The process is now under way to ensure the commercial availability of India’s indigenous vaccine Lumpi-ProVac to protect livestock from lumpy skin disease, Yash Pal, Director, National Research Centre on Equines, said on Tuesday.

Speaking to The Hindu, he cautioned against the use of raw milk, especially during this infection phase, explaining that while pasteurised and boiled milk was safe, raw milk carried high levels of disease-causing bacteria.

Vaccine launch

Lumpi-ProVac has been developed by the National Research Centre on Equines, Hisar, Haryana, in collaboration with the Indian Veterinary Research Institute, Izatnagar (Bareilly). The vaccine was launched earlier this month by Union Agriculture Minister Narendra Singh Tomar.

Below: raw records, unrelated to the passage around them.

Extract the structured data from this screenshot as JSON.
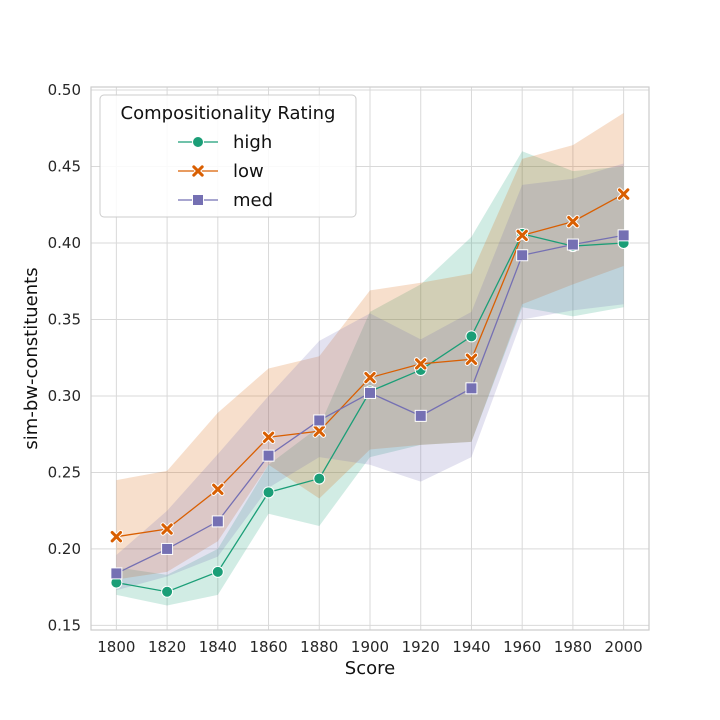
{
  "chart_data": {
    "type": "line",
    "xlabel": "Score",
    "ylabel": "sim-bw-constituents",
    "x": [
      1800,
      1820,
      1840,
      1860,
      1880,
      1900,
      1920,
      1940,
      1960,
      1980,
      2000
    ],
    "xlim": [
      1790,
      2010
    ],
    "ylim": [
      0.147,
      0.502
    ],
    "x_ticks": [
      "1800",
      "1820",
      "1840",
      "1860",
      "1880",
      "1900",
      "1920",
      "1940",
      "1960",
      "1980",
      "2000"
    ],
    "y_ticks": [
      "0.15",
      "0.20",
      "0.25",
      "0.30",
      "0.35",
      "0.40",
      "0.45",
      "0.50"
    ],
    "grid": true,
    "legend": {
      "title": "Compositionality Rating",
      "placement": "top-left"
    },
    "series": [
      {
        "name": "high",
        "color": "#1b9e77",
        "marker": "circle",
        "values": [
          0.178,
          0.172,
          0.185,
          0.237,
          0.246,
          0.303,
          0.317,
          0.339,
          0.406,
          0.398,
          0.4
        ],
        "ci_lower": [
          0.17,
          0.163,
          0.17,
          0.223,
          0.215,
          0.26,
          0.268,
          0.27,
          0.358,
          0.352,
          0.358
        ],
        "ci_upper": [
          0.188,
          0.183,
          0.2,
          0.255,
          0.28,
          0.355,
          0.373,
          0.404,
          0.46,
          0.447,
          0.45
        ]
      },
      {
        "name": "low",
        "color": "#d95f02",
        "marker": "x",
        "values": [
          0.208,
          0.213,
          0.239,
          0.273,
          0.277,
          0.312,
          0.321,
          0.324,
          0.405,
          0.414,
          0.432
        ],
        "ci_lower": [
          0.18,
          0.185,
          0.205,
          0.255,
          0.233,
          0.265,
          0.268,
          0.27,
          0.36,
          0.373,
          0.385
        ],
        "ci_upper": [
          0.245,
          0.251,
          0.289,
          0.318,
          0.326,
          0.369,
          0.374,
          0.38,
          0.455,
          0.464,
          0.485
        ]
      },
      {
        "name": "med",
        "color": "#7570b3",
        "marker": "square",
        "values": [
          0.184,
          0.2,
          0.218,
          0.261,
          0.284,
          0.302,
          0.287,
          0.305,
          0.392,
          0.399,
          0.405
        ],
        "ci_lower": [
          0.173,
          0.182,
          0.195,
          0.24,
          0.26,
          0.255,
          0.244,
          0.26,
          0.35,
          0.356,
          0.36
        ],
        "ci_upper": [
          0.196,
          0.225,
          0.262,
          0.3,
          0.336,
          0.354,
          0.337,
          0.355,
          0.438,
          0.442,
          0.452
        ]
      }
    ]
  }
}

“Ever since the disease came to India in 2019, research institutes have been engaged in developing the vaccine,” the Minister said.

He had directed officials to provide this vaccine in large numbers at the earliest for relief to the cattle.

Speaking about the safety of milk obtained from infected livestock for human consumption, Dr. Yash Pal said: “Raw milk, of course, should not be consumed under normal circumstances too as the bacterial load could be very high.”

Lumpy skin disease is an infectious viral disease of cattle, which often occurs in epizootic form. The disease is characterised by the eruption of nodules in the skin, which may cover the whole of the animal’s body, Naveen Kumar, who played a key role in developing the vaccine, said.